Country-wide, the canning industry employs around 10,000 people, with other factories located at Lae and Wewak and there’s potential to expand under the ‘interim’ EPA, a free trade agreement with the EU. PNG is only one of two countries to date to have signed an interim EPA with the EU, the other being Fiji. PNG exports mainly to the United Kingdom, Germany and Holland.
“If it weren’t for the EU, I don’t think the industry would survive”, says Pedro Celso. The new EPA trade rules permit PNG to export its canned tuna to the EU duty-free, despite having middle income country status. He points out that a change in the rules of origin system under the EPA potentially allows tuna caught by boats from Taiwan, Korea, Japanese, China, the United States, or any other boat landing their catch in PNG to be processed in PNG canneries and still exported duty-free to the EU market. This, at least in theory, will stimulate further investment in PNG’s processing and canning industry.

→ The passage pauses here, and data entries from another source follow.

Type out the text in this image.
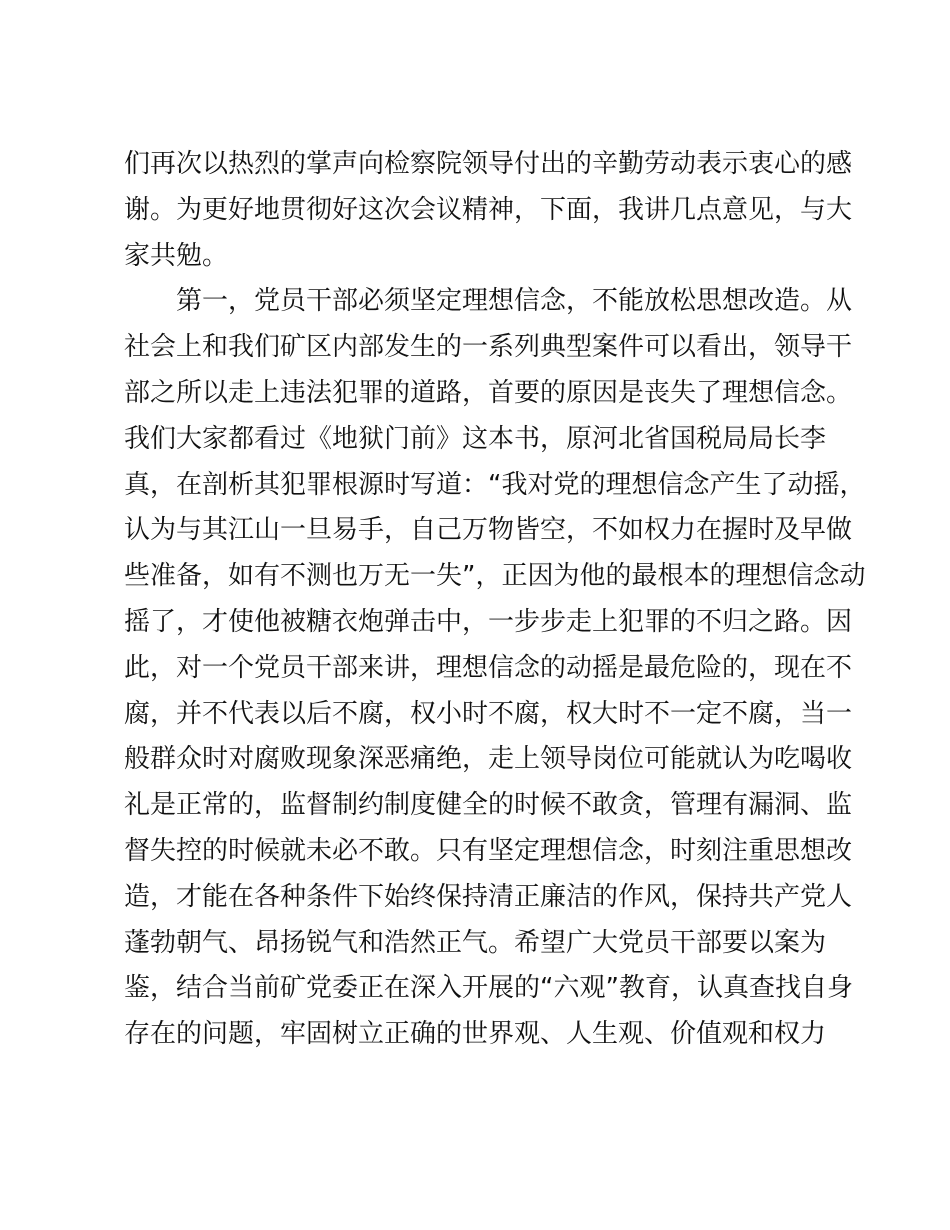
们再次以热烈的掌声向检察院领导付出的辛勤劳动表示衷心的感
谢。为更好地贯彻好这次会议精神，下面，我讲几点意见，与大
家共勉。
　　第一，党员干部必须坚定理想信念，不能放松思想改造。从
社会上和我们矿区内部发生的一系列典型案件可以看出，领导干
部之所以走上违法犯罪的道路，首要的原因是丧失了理想信念。
我们大家都看过《地狱门前》这本书，原河北省国税局局长李
真，在剖析其犯罪根源时写道：“我对党的理想信念产生了动摇，
认为与其江山一旦易手，自己万物皆空，不如权力在握时及早做
些准备，如有不测也万无一失”，正因为他的最根本的理想信念动
摇了，才使他被糖衣炮弹击中，一步步走上犯罪的不归之路。因
此，对一个党员干部来讲，理想信念的动摇是最危险的，现在不
腐，并不代表以后不腐，权小时不腐，权大时不一定不腐，当一
般群众时对腐败现象深恶痛绝，走上领导岗位可能就认为吃喝收
礼是正常的，监督制约制度健全的时候不敢贪，管理有漏洞、监
督失控的时候就未必不敢。只有坚定理想信念，时刻注重思想改
造，才能在各种条件下始终保持清正廉洁的作风，保持共产党人
蓬勃朝气、昂扬锐气和浩然正气。希望广大党员干部要以案为
鉴，结合当前矿党委正在深入开展的“六观”教育，认真查找自身
存在的问题，牢固树立正确的世界观、人生观、价值观和权力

But according to PNG-based diplomats, after more than two years of operation of the new rules, the PNG share of EU imports of canned tuna is still marginal at around 14,000 tonnes out of an import total of 400,000 tonnes. And although the European Parliament ratified PNG’s EPA there are still periodic vocal protests from a limited number of MEPs about PNG’s access to the EU market, notably from Spain which also has a canning industry. According to Martin Dihm, the EU’s Ambassador in PNG: “We are conducting a comprehensive study to identify the impact of the provision and it is hoped that this will create full transparency and also contribute to convincing doubting MEPs and help us talk to governments about any foreseeable problems”.
“What we are trying to do is to process loins and then send them for canning in the EU Spain and Italy for canning. It will be a win/win situation”, says Pedro Celso of the PNG’s industry’s future plans.
But he doesn’t predict a huge expansion of the local industry: “The way I look at it is that it will take ten years to establish the industry in PNG at the moment. We are struggling to expand”. He largely puts this down to high production costs within PNG including electricity charges. The Chairman adds that he’s worried about EU extending duty-free trade provisions to other countries with tuna processing industries in future World Trade Organisation (WTO) talks.